Here is part 2 of the Defining Religion post from Biblical Worldview Magazine.
Two Definitions or Only One
But the dual definitional approach to the meaning of religion in the First Amendment is not just doubtful, it is impermissible. The text reads as follows: “Congress shall make no law respecting an establishment of religion, or prohibiting the free exercise thereof….” (Emphasis added.) As Justice Wiley B. Rutledge wrote in Everson v. Board of Education, the single word, “religion,” “governs two prohibitions and governs them alike. It does not have two meanings, one narrow to forbid ‘an establishment’ and another, much broader, for securing ‘the free exercise thereof.’ ‘Thereof’ brings down ‘religion’ with its entire and exact content, no more and no less, from the first into the second guaranty….”
Not only does the text demand one definition of religion, so do the rules of logic. If a belief may qualify as “religion” for Free Exercise purposes, even if rooted in scientific principle, as the Court ruled in Welsh, then why should belief in evolutionary science, or any other science, not also qualify as “religion” for Establishment purposes. If the Court followed elementary rules of logic, then it should forbid the teaching of science in the public schools by anyone who embraces it as true, or by anyone who claims the scientific methodto be the key to all truth.
The Court, however, has avoided this logical dilemma by finessing the question, treating science as self-evidently “secular” and the Bible as self-evidently “religious.” Tribe has defended the Court’s habit of not defining religion in Establishment Clause cases on the ground that it gives the Court leeway to change its rulings depending upon what popular opinion considers “religiously significant.” Because people’s views change over time, the Court will never find itself bound by any precedent, having never adopted a definitive meaning of the term.
The Original Definition
But America’s founders had a very definite meaning in mind when they placed the word, religion, in the First Amendment. As Justice Hugo L. Black wrote for the majority in Everson v. Board of Education, the First Amendment religion clauses were derived specifically from the constitutional and statutory policy of one of the original thirteen states, the Commonwealth of Virginia.

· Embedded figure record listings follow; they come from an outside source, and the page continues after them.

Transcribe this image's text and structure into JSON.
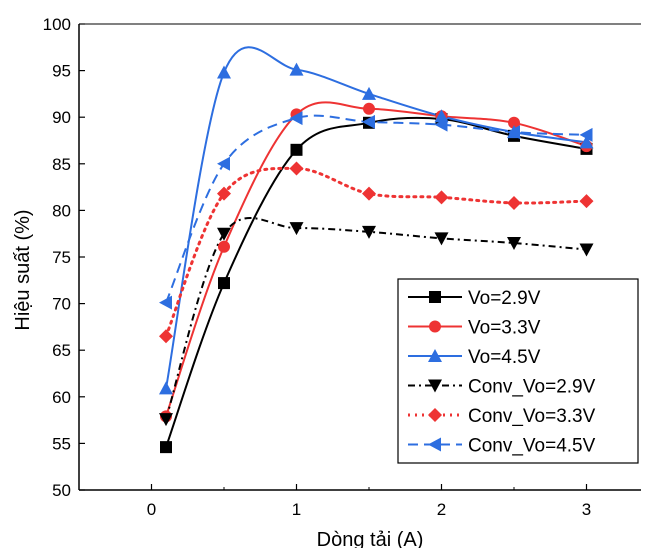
{
  "chart_data": {
    "type": "line",
    "xlabel": "Dòng tải (A)",
    "ylabel": "Hiệu suất (%)",
    "xlim": [
      -0.5,
      3.5
    ],
    "ylim": [
      50,
      100
    ],
    "xticks": [
      0,
      1,
      2,
      3
    ],
    "yticks": [
      50,
      55,
      60,
      65,
      70,
      75,
      80,
      85,
      90,
      95,
      100
    ],
    "grid": false,
    "legend_position": "bottom-right",
    "series": [
      {
        "name": "Vo=2.9V",
        "color": "#000000",
        "marker": "square",
        "dash": "solid",
        "smooth": true,
        "x": [
          0.1,
          0.5,
          1.0,
          1.5,
          2.0,
          2.5,
          3.0
        ],
        "y": [
          54.6,
          72.2,
          86.5,
          89.4,
          89.8,
          88.0,
          86.6
        ]
      },
      {
        "name": "Vo=3.3V",
        "color": "#ee3333",
        "marker": "circle",
        "dash": "solid",
        "smooth": true,
        "x": [
          0.1,
          0.5,
          1.0,
          1.5,
          2.0,
          2.5,
          3.0
        ],
        "y": [
          57.9,
          76.1,
          90.3,
          90.9,
          90.1,
          89.4,
          86.9
        ]
      },
      {
        "name": "Vo=4.5V",
        "color": "#2d6ee0",
        "marker": "triangle-up",
        "dash": "solid",
        "smooth": true,
        "x": [
          0.1,
          0.5,
          1.0,
          1.5,
          2.0,
          2.5,
          3.0
        ],
        "y": [
          60.9,
          94.8,
          95.1,
          92.5,
          90.1,
          88.4,
          87.3
        ]
      },
      {
        "name": "Conv_Vo=2.9V",
        "color": "#000000",
        "marker": "triangle-down",
        "dash": "dashdot",
        "smooth": true,
        "x": [
          0.1,
          0.5,
          1.0,
          1.5,
          2.0,
          2.5,
          3.0
        ],
        "y": [
          57.6,
          77.5,
          78.1,
          77.7,
          77.0,
          76.5,
          75.8
        ]
      },
      {
        "name": "Conv_Vo=3.3V",
        "color": "#ee3333",
        "marker": "diamond",
        "dash": "dot",
        "smooth": true,
        "x": [
          0.1,
          0.5,
          1.0,
          1.5,
          2.0,
          2.5,
          3.0
        ],
        "y": [
          66.5,
          81.8,
          84.5,
          81.8,
          81.4,
          80.8,
          81.0
        ]
      },
      {
        "name": "Conv_Vo=4.5V",
        "color": "#2d6ee0",
        "marker": "triangle-left",
        "dash": "dash",
        "smooth": true,
        "x": [
          0.1,
          0.5,
          1.0,
          1.5,
          2.0,
          2.5,
          3.0
        ],
        "y": [
          70.1,
          85.0,
          89.9,
          89.5,
          89.2,
          88.4,
          88.1
        ]
      }
    ]
  }
}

Justice Black and the Court were right. Only Virginia had adopted the twin principles of free exercise and no establishment of religion. All of the other states had endorsed the policies of toleration, instead of free exercise, and of no preference, instead of no establishment.

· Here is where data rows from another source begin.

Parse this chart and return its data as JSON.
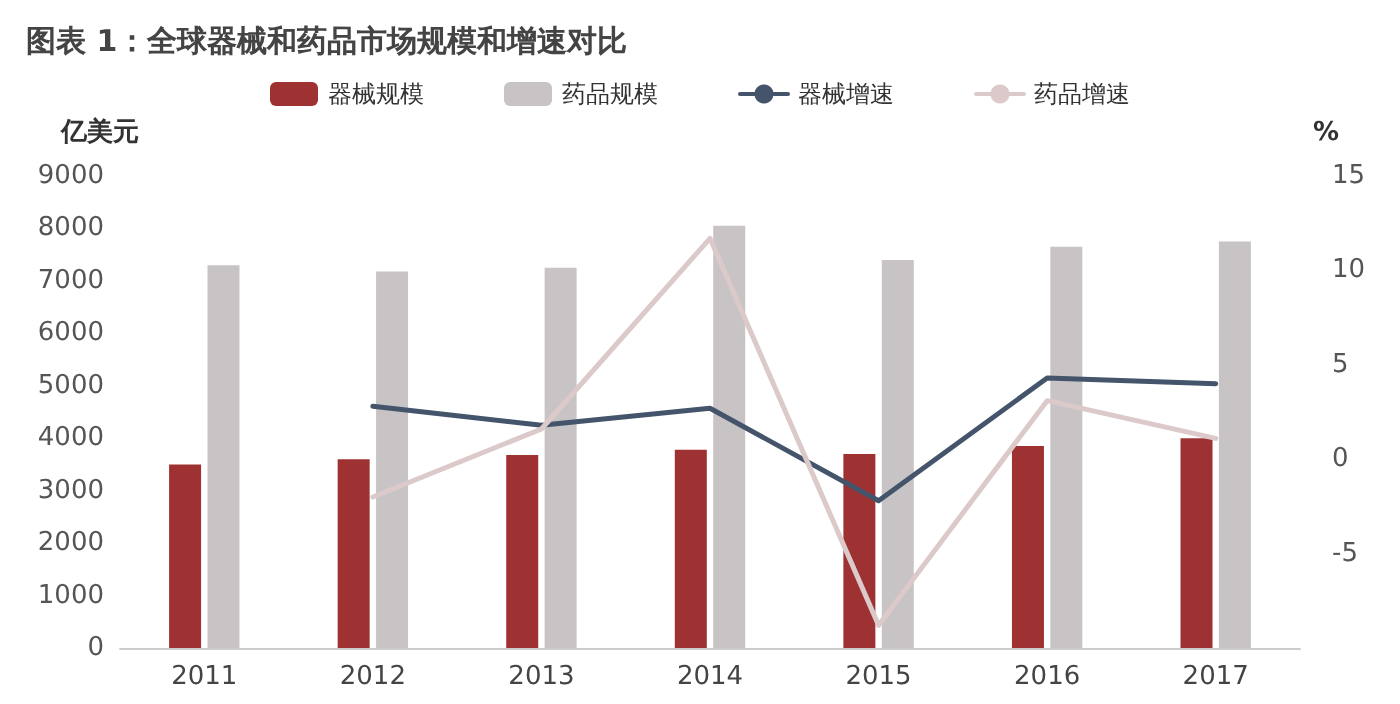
{
  "chart_data": {
    "type": "bar",
    "title": "图表 1：全球器械和药品市场规模和增速对比",
    "ylabel": "亿美元",
    "y2label": "%",
    "categories": [
      "2011",
      "2012",
      "2013",
      "2014",
      "2015",
      "2016",
      "2017"
    ],
    "series": [
      {
        "name": "器械规模",
        "color": "#9e3233",
        "values": [
          3500,
          3600,
          3680,
          3780,
          3700,
          3850,
          4000
        ]
      },
      {
        "name": "药品规模",
        "color": "#c8c4c6",
        "values": [
          7300,
          7180,
          7250,
          8050,
          7400,
          7650,
          7750
        ]
      },
      {
        "name": "器械增速",
        "type": "line",
        "axis": "y2",
        "color": "#44546a",
        "values": [
          null,
          2.8,
          1.8,
          2.7,
          -2.2,
          4.3,
          4.0
        ]
      },
      {
        "name": "药品增速",
        "type": "line",
        "axis": "y2",
        "color": "#dcc9ca",
        "values": [
          null,
          -2.0,
          1.6,
          11.7,
          -8.8,
          3.1,
          1.1
        ]
      }
    ],
    "ylim": [
      0,
      9000
    ],
    "yticks": [
      0,
      1000,
      2000,
      3000,
      4000,
      5000,
      6000,
      7000,
      8000,
      9000
    ],
    "y2lim": [
      -10,
      15
    ],
    "y2ticks": [
      -5,
      0,
      5,
      10,
      15
    ],
    "grid": false,
    "legend": "top",
    "marker": "none",
    "line_style": "solid"
  }
}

But Justice Black ignored that Virginia had also explicitly defined religion in Article I, Section 16 of its 1776 Constitution. That Section stated that religion was “the duty that we owe to our Creator” which can only be discharged “by reason and conviction, not by force or violence.” Only after defining religion objectively, that is, in terms of the nature of the duty owed to the Creator, could Virginia’s founding statesmen have guaranteed absolute security for the free exercise of religion.
The other state constitutions afforded absolute protection for “religious worship,” or for “religious profession of sentiments,” but not for religion, per se. That religion included more than worship, and even more then profession of religious faith, was made abundantly clear in the fight that Thomas Jefferson and James Madison waged to achieve their goal to disestablish religion in Virginia.
In the preamble of his 1786 Bill for Establishing Religious Freedom, Jefferson wrote that all opinions, including religious ones, were outside the jursidiction of the State. Because Almighty God had created the mind free, he concluded that the State had no power “to compel a man to furnish contributions of money for the propagation of opinions,” religious or otherwise.
In support of this position, Madison wrote in his famous Memorial and Remonstrance that a man’s opinions were within the realm of religion, i.e., subject only to the Great Governor of the universe. Because all opinions, not just religious ones, were subject only to reason and conviction, they were immune from civil power. That immunity, in turn, had been secured by Article I, Section 16 of the Virginia Constitution.
The word, religion, then is a jurisdictional term designed to separate from civil power all duties owed exclusively to the Creator. Those duties, by definition, are the ones subject only to reason and conviction which, according to the revelation of the Creator, include “all truth,” not just “religious” truth. As for other duties encompassed by religion, they too are to be determined by the revealed law of the Creator, not by any individual’s profession of faith, or by popular perception, as modern Courts and commentators have claimed.